Anyone who has made even a cursory attempt at reading any piece of statute will quickly come to the realisation that there are a lot of laws out there to put it mildly. Due to the sheer volume of laws that exist, means that even the most knowledgeable of legal practitioners wouldn’t know every piece of statute out there, so what hope do non-legal practitioners have? Although there’s absolutely no way which any normal person would be aware of every law, ignorance of the law still is not an excuse if a person commits a crime.
Ignorance of an offence is not a defence
In Ostrowski v Palmer (2004) 218 CLR 493 Gleeson CJ and Kirby J said (at 500):
“Professor Glanville Williams said that almost the only knowledge of law that many people possess is the knowledge that ignorance of the law is no excuse when a person is charged with an offence. This does not mean that people are presumed to know the law. Such a presumption would be absurd. Rather, it means that if a person is alleged to have committed an offence, it is both necessary and sufficient for the prosecution to prove the elements of the offence, and it is irrelevant to the question of guilt that the accused person was not aware of those elements that constituted an offence.”
Turning to statute, we can look to s 22(1) of the Criminal Code 1899 (Qld) as our example, with the section stating: “Ignorance of the law does not afford any excuse for an act or omission which would otherwise constitute an offence, unless knowledge of the law by the offender is expressly declared to be an element of the offence.”
On an initial reading, it may seem a little harsh that not knowing specific laws cannot be used as a defence, however the rationale is sound because if ignorance can be raised, then conceivably everyone may plead ignorance.
What if someone holds the belief that the conduct is lawful?

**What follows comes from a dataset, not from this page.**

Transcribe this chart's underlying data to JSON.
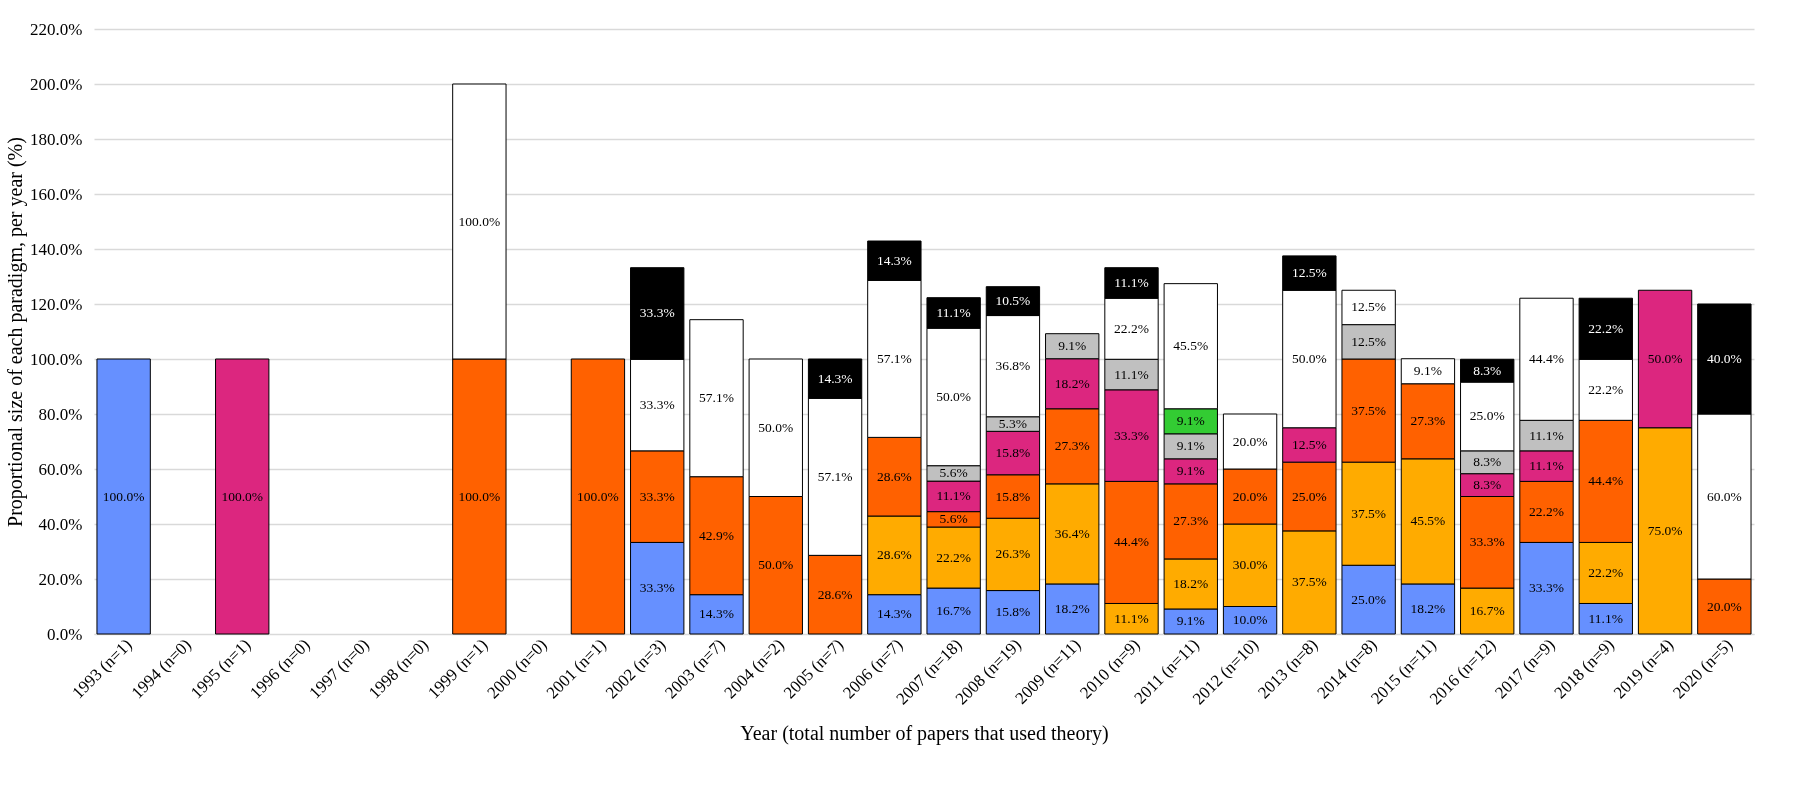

In Walden v Hensler (1987) 163 CLR the appellant was found in possession of a turkey and a live turkey chick without licence. Gaudron J said (at 606):
“Section 22 of the Criminal Code 1899 (Qld) is in two parts; the first part gives the expression to the principle encompassed in the maxim ignorantia juris non excusat (ed’s note: ignorance of the law which everybody is supposed to know does not afford excuse); the second part provides, not by way of exception, but by way of qualification to this principle, the defence of claim of right. Such a defence is not constituted by mere ignorance of the criminal law, and therefore must have some foundation or basis independent of a mere belief in a liberty to engage in that which is not unlawful. Equally, however, ignorance of the criminal law does not preclude the assertion of a supposed right, notwithstanding that such assertion involves a belief, founded in ignorance, that conduct proscribed by the criminal law is lawful.”
Sure ignorance may be bliss under certain circumstances, but when it comes to criminal offences, the maxim probably isn’t going to help someone who finds themselves in trouble with the law.